El embarazo precoz o adolescente es una forma de reproducción de la desigualdad y de la pobreza, que afecta particularmente a las menores de edad de las comunidades en mayor situación de precariedad.

Por Gabriela Cruz

En días pasados, Mildred Ávila Vera, integrante de la XVII Legislatura del Congreso de Quintana Roo, presentó una iniciativa para que el personal médico y de Salud garantice el derecho de las niñas y adolescentes a recibir atención, orientación e información precisa y verídica sobre planificación familiar y el acceso gratuito a los métodos anticonceptivos.

Conocida como la iniciativa “Niñas, no madres”, propone además, que el personal de Salud extienda a las adolescentes embarazadas, certificados médicos que justifiquen las ausencias por embarazo y maternidad, con validez ante las instituciones educativas; a la vez que éstas establezcan un plan de permanencia y continuidad escolar, a fin de reducir la deserción por esta causa.

La diputada local explicó que el embarazo precoz o adolescente es una forma de reproducción de la desigualdad y de la pobreza, que afecta particularmente a las menores de edad de las comunidades en mayor situación de precariedad, por lo que afirmó, “prevenir el embarazo en niñas y adolescentes es otra forma de lucha social para reivindicar sus derechos”.

Madres menores

Mildred Ávila señaló que en Quintana Roo, en 2023 se detectaron 62.78 nacimientos por cada mil mujeres entre 15 y 19 años y en México, ocurren al año 340 mil nacimientos en mujeres menores de 19 años.

La OSC Gobernanza MX, coincide en que el embarazo adolescente tiene una estrecha relación con el estatus socioeconómico, pues se ha comprobado que adolescentes que provienen de familias con una mayor economía, tienen acceso a una mejor educación, así como información y acceso a métodos anticonceptivos o en su caso, procedimientos de aborto.

Cabe resaltar que Gobernanza MX ha realizado diversos cabildeos que contribuyeron a la despenalización de la interrupción del embarazo en Quintana Roo, hasta las 12 semanas de gestación, y uno de los principales argumentos fue precisamente, que la criminalización del aborto reproduce la desigualdad, toda vez que personas con mejor situación económica, pueden acceder al servicio de aborto en el sector privado o bien, viajar a la Ciudad de México, donde se brinda en forma gratuita; mientas que las mujeres, niñas o adolescentes más pobres, no tienen esa oportunidad y sólo pueden optar entre una maternidad no deseada, que incluso ponga en riesgo su salud o bien, realizarse procedimientos inseguros, que ponen en riesgo su vida.

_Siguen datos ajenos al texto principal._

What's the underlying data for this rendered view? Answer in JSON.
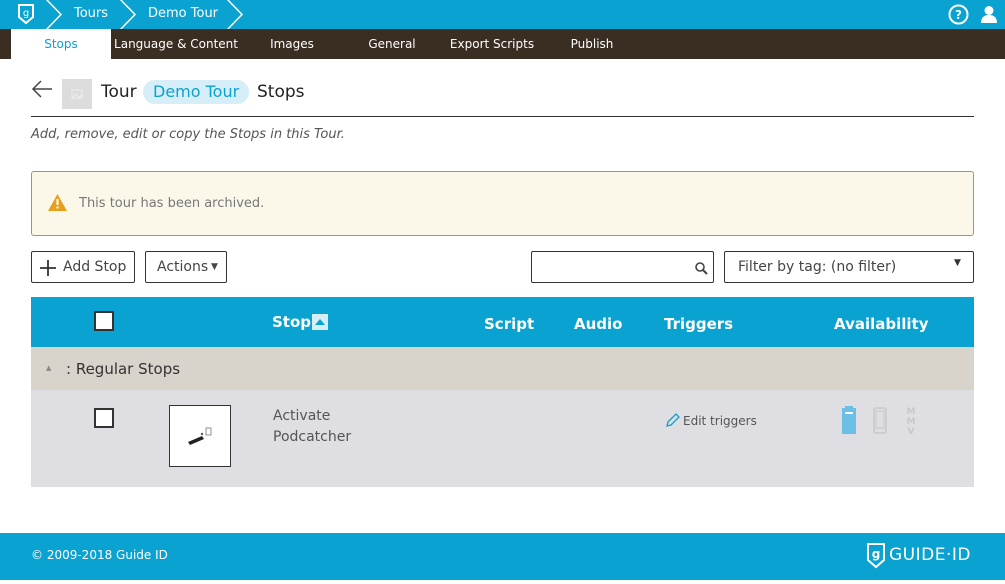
{
  "topbar": {
    "crumbs": [
      "Tours",
      "Demo Tour"
    ]
  },
  "tabs": [
    "Stops",
    "Language & Content",
    "Images",
    "General",
    "Export Scripts",
    "Publish"
  ],
  "header": {
    "prefix": "Tour",
    "tour_name": "Demo Tour",
    "suffix": "Stops",
    "subtitle": "Add, remove, edit or copy the Stops in this Tour."
  },
  "alert": {
    "message": "This tour has been archived."
  },
  "toolbar": {
    "add_stop": "Add Stop",
    "actions": "Actions",
    "search_value": "",
    "filter_label": "Filter by tag: (no filter)"
  },
  "table": {
    "columns": [
      "Stop",
      "Script",
      "Audio",
      "Triggers",
      "Availability"
    ],
    "group": ": Regular Stops",
    "rows": [
      {
        "name": "Activate Podcatcher",
        "triggers": "Edit triggers",
        "availability": [
          "kiosk",
          "phone",
          "MMV"
        ]
      }
    ]
  },
  "footer": {
    "copyright": "© 2009-2018 Guide ID",
    "brand": "GUIDE·ID"
  },
  "colors": {
    "brand_blue": "#0aa2d0",
    "tab_bar": "#3a2e22",
    "alert_bg": "#fcf8e9",
    "warning": "#e6a01e"
  }
}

La legisladora lamentó que muchas familias, influidas por aspectos religiosos o culturales, consideran normal o, en su caso, obligan a sus hijas al matrimonio precoz infantil, debido a sus costumbres o, porque se oponen a los métodos anticonceptivos, debido a prejuicios sociales o al desconocimiento de los mismos.

“Imponer el ejercicio de la maternidad en adolescentes implica apostar por un impacto negativo en su salud física mental y emocional… Son niñas, no madres”, afirmó.